Oh, it’s nice to have got the Middle East out of the way so I can say stuff like that without fear of having my head chopped off.  No, seriously.

Anyway, as we were hitting Pakistan, it was a Security Level 2 situation on board, which pretty much meant lockdown for us passengers (that would be just me, then).  The crew did allow me to scoot down the gangplank at run about in circles in the port going w00t w00t, but only for about 30 seconds and then I had to run back onboard and hide in my cabin LIKE A COWARDLY FISH.

And that was my ‘visit’ to Pakistan.  I’m glad.  It would have been a LOT of messing to get a visa for the place and, lets face it, it’s one of the seven active warzones left on the planet (according to Wikipedia) and ginger boys with neat hats are high on the list of know-your-enemy silhouettes.

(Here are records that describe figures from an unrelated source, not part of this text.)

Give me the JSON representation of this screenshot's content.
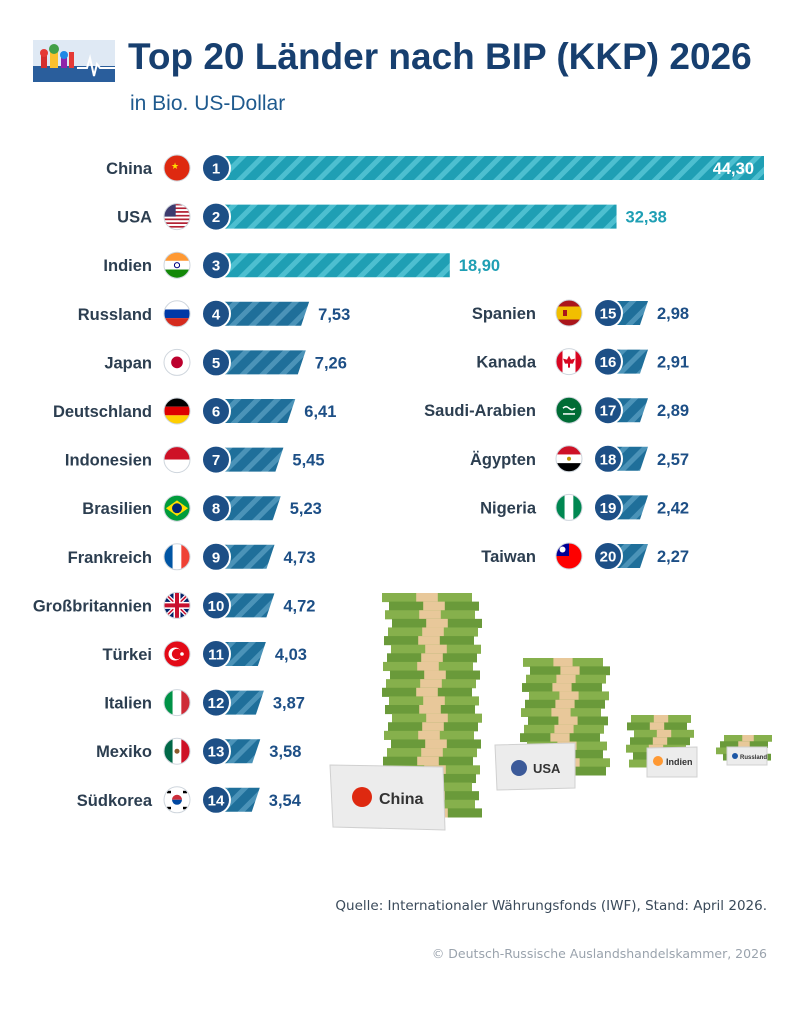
{
  "header": {
    "title": "Top 20 Länder nach BIP (KKP) 2026",
    "subtitle": "in Bio. US-Dollar"
  },
  "chart_data": {
    "type": "bar",
    "orientation": "horizontal",
    "title": "Top 20 Länder nach BIP (KKP) 2026",
    "subtitle": "in Bio. US-Dollar",
    "categories": [
      "China",
      "USA",
      "Indien",
      "Russland",
      "Japan",
      "Deutschland",
      "Indonesien",
      "Brasilien",
      "Frankreich",
      "Großbritannien",
      "Türkei",
      "Italien",
      "Mexiko",
      "Südkorea",
      "Spanien",
      "Kanada",
      "Saudi-Arabien",
      "Ägypten",
      "Nigeria",
      "Taiwan"
    ],
    "ranks": [
      "1",
      "2",
      "3",
      "4",
      "5",
      "6",
      "7",
      "8",
      "9",
      "10",
      "11",
      "12",
      "13",
      "14",
      "15",
      "16",
      "17",
      "18",
      "19",
      "20"
    ],
    "values": [
      44.3,
      32.38,
      18.9,
      7.53,
      7.26,
      6.41,
      5.45,
      5.23,
      4.73,
      4.72,
      4.03,
      3.87,
      3.58,
      3.54,
      2.98,
      2.91,
      2.89,
      2.57,
      2.42,
      2.27
    ],
    "value_labels": [
      "44,30",
      "32,38",
      "18,90",
      "7,53",
      "7,26",
      "6,41",
      "5,45",
      "5,23",
      "4,73",
      "4,72",
      "4,03",
      "3,87",
      "3,58",
      "3,54",
      "2,98",
      "2,91",
      "2,89",
      "2,57",
      "2,42",
      "2,27"
    ],
    "flag_icons": [
      "flag-china-icon",
      "flag-usa-icon",
      "flag-india-icon",
      "flag-russia-icon",
      "flag-japan-icon",
      "flag-germany-icon",
      "flag-indonesia-icon",
      "flag-brazil-icon",
      "flag-france-icon",
      "flag-uk-icon",
      "flag-turkey-icon",
      "flag-italy-icon",
      "flag-mexico-icon",
      "flag-south-korea-icon",
      "flag-spain-icon",
      "flag-canada-icon",
      "flag-saudi-arabia-icon",
      "flag-egypt-icon",
      "flag-nigeria-icon",
      "flag-taiwan-icon"
    ],
    "colors": {
      "top3_bar": "#1f9fb4",
      "other_bar": "#1f6f9a",
      "badge": "#1d4f86",
      "top3_value": "#1f9fb4",
      "other_value": "#1d4f86",
      "label": "#2c3e50"
    }
  },
  "illustration": {
    "stack_labels": [
      "China",
      "USA",
      "Indien",
      "Russland"
    ],
    "stack_flags": [
      "flag-china-icon",
      "flag-usa-icon",
      "flag-india-icon",
      "flag-russia-icon"
    ]
  },
  "footer": {
    "source": "Quelle: Internationaler Währungsfonds (IWF), Stand: April 2026.",
    "copyright": "© Deutsch-Russische Auslandshandelskammer, 2026"
  }
}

We were in Karachi Port for about a day.  On Thursday we set off towards the swirling monsoon storms that heralded our passage towards India, the great sub-continent.  One of the crew was getting promoted, so I was invited to join the chaps on a barbecue on deck.  It was like the Mad Hatter’s Tea Party and I was the only one wearing a hat.  Sheltered from the wind on the port side of the ship, the vessel leered menacingly in the choppy waters and the containers (hundreds of ‘em) creaked and moaned like somebody was going a little overboard on the old ghost ship sound effects.

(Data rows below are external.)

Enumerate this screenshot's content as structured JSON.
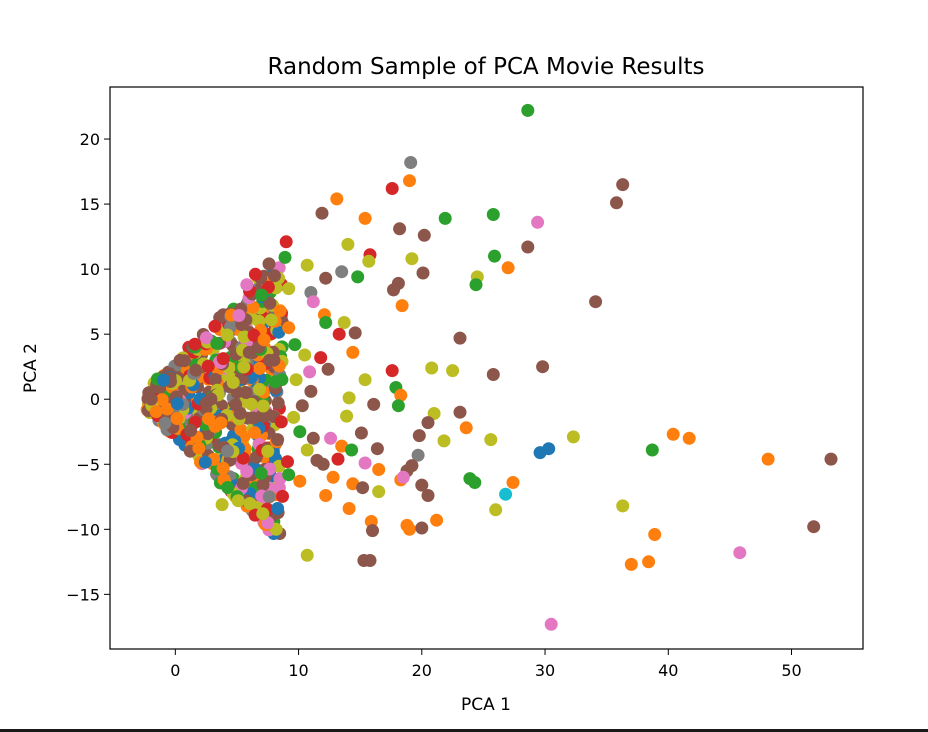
{
  "chart_data": {
    "type": "scatter",
    "title": "Random Sample of PCA Movie Results",
    "xlabel": "PCA 1",
    "ylabel": "PCA 2",
    "xlim": [
      -5.3,
      55.8
    ],
    "ylim": [
      -19.2,
      24.0
    ],
    "xticks": [
      0,
      10,
      20,
      30,
      40,
      50
    ],
    "yticks": [
      -15,
      -10,
      -5,
      0,
      5,
      10,
      15,
      20
    ],
    "grid": false,
    "legend": "none",
    "colors": {
      "blue": "#1f77b4",
      "orange": "#ff7f0e",
      "green": "#2ca02c",
      "red": "#d62728",
      "brown": "#8c564b",
      "pink": "#e377c2",
      "gray": "#7f7f7f",
      "olive": "#bcbd22",
      "cyan": "#17becf"
    },
    "points": [
      {
        "x": 28.6,
        "y": 22.2,
        "c": "green"
      },
      {
        "x": 19.1,
        "y": 18.2,
        "c": "gray"
      },
      {
        "x": 19.0,
        "y": 16.8,
        "c": "orange"
      },
      {
        "x": 17.6,
        "y": 16.2,
        "c": "red"
      },
      {
        "x": 36.3,
        "y": 16.5,
        "c": "brown"
      },
      {
        "x": 35.8,
        "y": 15.1,
        "c": "brown"
      },
      {
        "x": 13.1,
        "y": 15.4,
        "c": "orange"
      },
      {
        "x": 11.9,
        "y": 14.3,
        "c": "brown"
      },
      {
        "x": 15.4,
        "y": 13.9,
        "c": "orange"
      },
      {
        "x": 21.9,
        "y": 13.9,
        "c": "green"
      },
      {
        "x": 25.8,
        "y": 14.2,
        "c": "green"
      },
      {
        "x": 29.4,
        "y": 13.6,
        "c": "pink"
      },
      {
        "x": 18.2,
        "y": 13.1,
        "c": "brown"
      },
      {
        "x": 20.2,
        "y": 12.6,
        "c": "brown"
      },
      {
        "x": 28.6,
        "y": 11.7,
        "c": "brown"
      },
      {
        "x": 25.9,
        "y": 11.0,
        "c": "green"
      },
      {
        "x": 15.8,
        "y": 11.1,
        "c": "red"
      },
      {
        "x": 9.0,
        "y": 12.1,
        "c": "red"
      },
      {
        "x": 14.0,
        "y": 11.9,
        "c": "olive"
      },
      {
        "x": 13.5,
        "y": 9.8,
        "c": "gray"
      },
      {
        "x": 12.2,
        "y": 9.3,
        "c": "brown"
      },
      {
        "x": 14.8,
        "y": 9.4,
        "c": "green"
      },
      {
        "x": 15.7,
        "y": 10.6,
        "c": "olive"
      },
      {
        "x": 19.2,
        "y": 10.8,
        "c": "olive"
      },
      {
        "x": 20.1,
        "y": 9.7,
        "c": "brown"
      },
      {
        "x": 27.0,
        "y": 10.1,
        "c": "orange"
      },
      {
        "x": 24.5,
        "y": 9.4,
        "c": "olive"
      },
      {
        "x": 24.4,
        "y": 8.8,
        "c": "green"
      },
      {
        "x": 17.7,
        "y": 8.4,
        "c": "brown"
      },
      {
        "x": 18.1,
        "y": 8.9,
        "c": "brown"
      },
      {
        "x": 18.4,
        "y": 7.2,
        "c": "orange"
      },
      {
        "x": 11.0,
        "y": 8.2,
        "c": "gray"
      },
      {
        "x": 11.2,
        "y": 7.5,
        "c": "pink"
      },
      {
        "x": 10.7,
        "y": 10.3,
        "c": "olive"
      },
      {
        "x": 9.2,
        "y": 8.5,
        "c": "olive"
      },
      {
        "x": 8.9,
        "y": 10.9,
        "c": "green"
      },
      {
        "x": 7.6,
        "y": 10.4,
        "c": "brown"
      },
      {
        "x": 5.8,
        "y": 8.8,
        "c": "pink"
      },
      {
        "x": 6.5,
        "y": 9.6,
        "c": "red"
      },
      {
        "x": 7.0,
        "y": 8.0,
        "c": "green"
      },
      {
        "x": 34.1,
        "y": 7.5,
        "c": "brown"
      },
      {
        "x": 12.1,
        "y": 6.5,
        "c": "orange"
      },
      {
        "x": 12.2,
        "y": 5.9,
        "c": "green"
      },
      {
        "x": 13.7,
        "y": 5.9,
        "c": "olive"
      },
      {
        "x": 13.3,
        "y": 5.0,
        "c": "red"
      },
      {
        "x": 14.6,
        "y": 5.1,
        "c": "brown"
      },
      {
        "x": 23.1,
        "y": 4.7,
        "c": "brown"
      },
      {
        "x": 9.7,
        "y": 4.2,
        "c": "green"
      },
      {
        "x": 11.8,
        "y": 3.2,
        "c": "red"
      },
      {
        "x": 14.4,
        "y": 3.6,
        "c": "orange"
      },
      {
        "x": 10.9,
        "y": 2.1,
        "c": "pink"
      },
      {
        "x": 12.4,
        "y": 2.3,
        "c": "brown"
      },
      {
        "x": 17.6,
        "y": 2.2,
        "c": "red"
      },
      {
        "x": 20.8,
        "y": 2.4,
        "c": "olive"
      },
      {
        "x": 22.5,
        "y": 2.2,
        "c": "olive"
      },
      {
        "x": 25.8,
        "y": 1.9,
        "c": "brown"
      },
      {
        "x": 29.8,
        "y": 2.5,
        "c": "brown"
      },
      {
        "x": 15.4,
        "y": 1.5,
        "c": "olive"
      },
      {
        "x": 17.9,
        "y": 0.9,
        "c": "green"
      },
      {
        "x": 18.3,
        "y": 0.3,
        "c": "orange"
      },
      {
        "x": 14.1,
        "y": 0.1,
        "c": "olive"
      },
      {
        "x": 16.1,
        "y": -0.4,
        "c": "brown"
      },
      {
        "x": 18.1,
        "y": -0.5,
        "c": "green"
      },
      {
        "x": 13.9,
        "y": -1.3,
        "c": "olive"
      },
      {
        "x": 21.0,
        "y": -1.1,
        "c": "olive"
      },
      {
        "x": 23.1,
        "y": -1.0,
        "c": "brown"
      },
      {
        "x": 20.5,
        "y": -1.8,
        "c": "brown"
      },
      {
        "x": 19.8,
        "y": -2.8,
        "c": "brown"
      },
      {
        "x": 21.8,
        "y": -3.2,
        "c": "olive"
      },
      {
        "x": 23.6,
        "y": -2.2,
        "c": "orange"
      },
      {
        "x": 25.6,
        "y": -3.1,
        "c": "olive"
      },
      {
        "x": 32.3,
        "y": -2.9,
        "c": "olive"
      },
      {
        "x": 40.4,
        "y": -2.7,
        "c": "orange"
      },
      {
        "x": 41.7,
        "y": -3.0,
        "c": "orange"
      },
      {
        "x": 30.3,
        "y": -3.8,
        "c": "blue"
      },
      {
        "x": 29.6,
        "y": -4.1,
        "c": "blue"
      },
      {
        "x": 38.7,
        "y": -3.9,
        "c": "green"
      },
      {
        "x": 48.1,
        "y": -4.6,
        "c": "orange"
      },
      {
        "x": 53.2,
        "y": -4.6,
        "c": "brown"
      },
      {
        "x": 13.5,
        "y": -3.6,
        "c": "orange"
      },
      {
        "x": 14.3,
        "y": -3.9,
        "c": "green"
      },
      {
        "x": 15.1,
        "y": -2.6,
        "c": "brown"
      },
      {
        "x": 16.4,
        "y": -3.8,
        "c": "brown"
      },
      {
        "x": 12.6,
        "y": -3.0,
        "c": "pink"
      },
      {
        "x": 11.2,
        "y": -3.0,
        "c": "brown"
      },
      {
        "x": 13.2,
        "y": -4.6,
        "c": "red"
      },
      {
        "x": 15.4,
        "y": -4.9,
        "c": "pink"
      },
      {
        "x": 16.5,
        "y": -5.4,
        "c": "orange"
      },
      {
        "x": 19.7,
        "y": -4.3,
        "c": "gray"
      },
      {
        "x": 19.2,
        "y": -5.1,
        "c": "brown"
      },
      {
        "x": 18.8,
        "y": -5.5,
        "c": "brown"
      },
      {
        "x": 18.3,
        "y": -6.2,
        "c": "orange"
      },
      {
        "x": 18.5,
        "y": -6.0,
        "c": "pink"
      },
      {
        "x": 20.0,
        "y": -6.6,
        "c": "brown"
      },
      {
        "x": 20.5,
        "y": -7.4,
        "c": "brown"
      },
      {
        "x": 23.9,
        "y": -6.1,
        "c": "green"
      },
      {
        "x": 24.3,
        "y": -6.4,
        "c": "green"
      },
      {
        "x": 27.4,
        "y": -6.4,
        "c": "orange"
      },
      {
        "x": 26.8,
        "y": -7.3,
        "c": "cyan"
      },
      {
        "x": 26.0,
        "y": -8.5,
        "c": "olive"
      },
      {
        "x": 36.3,
        "y": -8.2,
        "c": "olive"
      },
      {
        "x": 14.4,
        "y": -6.5,
        "c": "orange"
      },
      {
        "x": 15.2,
        "y": -6.8,
        "c": "brown"
      },
      {
        "x": 16.5,
        "y": -7.1,
        "c": "olive"
      },
      {
        "x": 12.8,
        "y": -6.0,
        "c": "orange"
      },
      {
        "x": 12.2,
        "y": -7.4,
        "c": "orange"
      },
      {
        "x": 14.1,
        "y": -8.4,
        "c": "orange"
      },
      {
        "x": 15.9,
        "y": -9.4,
        "c": "orange"
      },
      {
        "x": 16.0,
        "y": -10.1,
        "c": "brown"
      },
      {
        "x": 18.8,
        "y": -9.7,
        "c": "orange"
      },
      {
        "x": 19.0,
        "y": -10.0,
        "c": "orange"
      },
      {
        "x": 20.0,
        "y": -9.9,
        "c": "brown"
      },
      {
        "x": 21.2,
        "y": -9.3,
        "c": "orange"
      },
      {
        "x": 38.9,
        "y": -10.4,
        "c": "orange"
      },
      {
        "x": 51.8,
        "y": -9.8,
        "c": "brown"
      },
      {
        "x": 10.7,
        "y": -12.0,
        "c": "olive"
      },
      {
        "x": 15.3,
        "y": -12.4,
        "c": "brown"
      },
      {
        "x": 15.8,
        "y": -12.4,
        "c": "brown"
      },
      {
        "x": 37.0,
        "y": -12.7,
        "c": "orange"
      },
      {
        "x": 38.4,
        "y": -12.5,
        "c": "orange"
      },
      {
        "x": 45.8,
        "y": -11.8,
        "c": "pink"
      },
      {
        "x": 30.5,
        "y": -17.3,
        "c": "pink"
      },
      {
        "x": 9.1,
        "y": -4.8,
        "c": "red"
      },
      {
        "x": 9.2,
        "y": -5.8,
        "c": "green"
      },
      {
        "x": 10.1,
        "y": -6.3,
        "c": "orange"
      },
      {
        "x": 8.3,
        "y": -8.4,
        "c": "blue"
      },
      {
        "x": 7.5,
        "y": -9.5,
        "c": "pink"
      },
      {
        "x": 7.1,
        "y": -8.8,
        "c": "olive"
      },
      {
        "x": 5.1,
        "y": -7.8,
        "c": "olive"
      },
      {
        "x": 3.8,
        "y": -8.1,
        "c": "olive"
      },
      {
        "x": 12.0,
        "y": -5.0,
        "c": "brown"
      },
      {
        "x": 11.5,
        "y": -4.7,
        "c": "brown"
      },
      {
        "x": 10.7,
        "y": -3.9,
        "c": "olive"
      },
      {
        "x": 10.1,
        "y": -2.5,
        "c": "green"
      },
      {
        "x": 9.6,
        "y": -1.4,
        "c": "olive"
      },
      {
        "x": 10.3,
        "y": -0.5,
        "c": "brown"
      },
      {
        "x": 11.0,
        "y": 0.6,
        "c": "brown"
      },
      {
        "x": 9.8,
        "y": 1.5,
        "c": "olive"
      },
      {
        "x": 10.5,
        "y": 3.4,
        "c": "olive"
      },
      {
        "x": 9.2,
        "y": 5.5,
        "c": "orange"
      },
      {
        "x": 8.5,
        "y": 6.8,
        "c": "orange"
      },
      {
        "x": 8.0,
        "y": 3.0,
        "c": "brown"
      },
      {
        "x": 8.3,
        "y": -3.1,
        "c": "brown"
      }
    ],
    "cluster_density": 650
  }
}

Meanwhile we stuffed our faces with beef and chicken and pork (YES!), drank copious amounts of Becks beer and Johnnie Walker and sang to the sirens with a yo-ho-ho and a (literal) bottle of rum.  Before long I was DJing the crew aftershow and rocking out with my air guitar while the officers sung Burmese karaoke on the deck below.

Nice!

The next day the combination of the booze and the waves made me a little worse for wear, but on the Saturday we had arrived.

I had made it to India.  Country 163.  At bloomin’ last.  It’s frickkin’ AUGUST!!  I better get my skates on.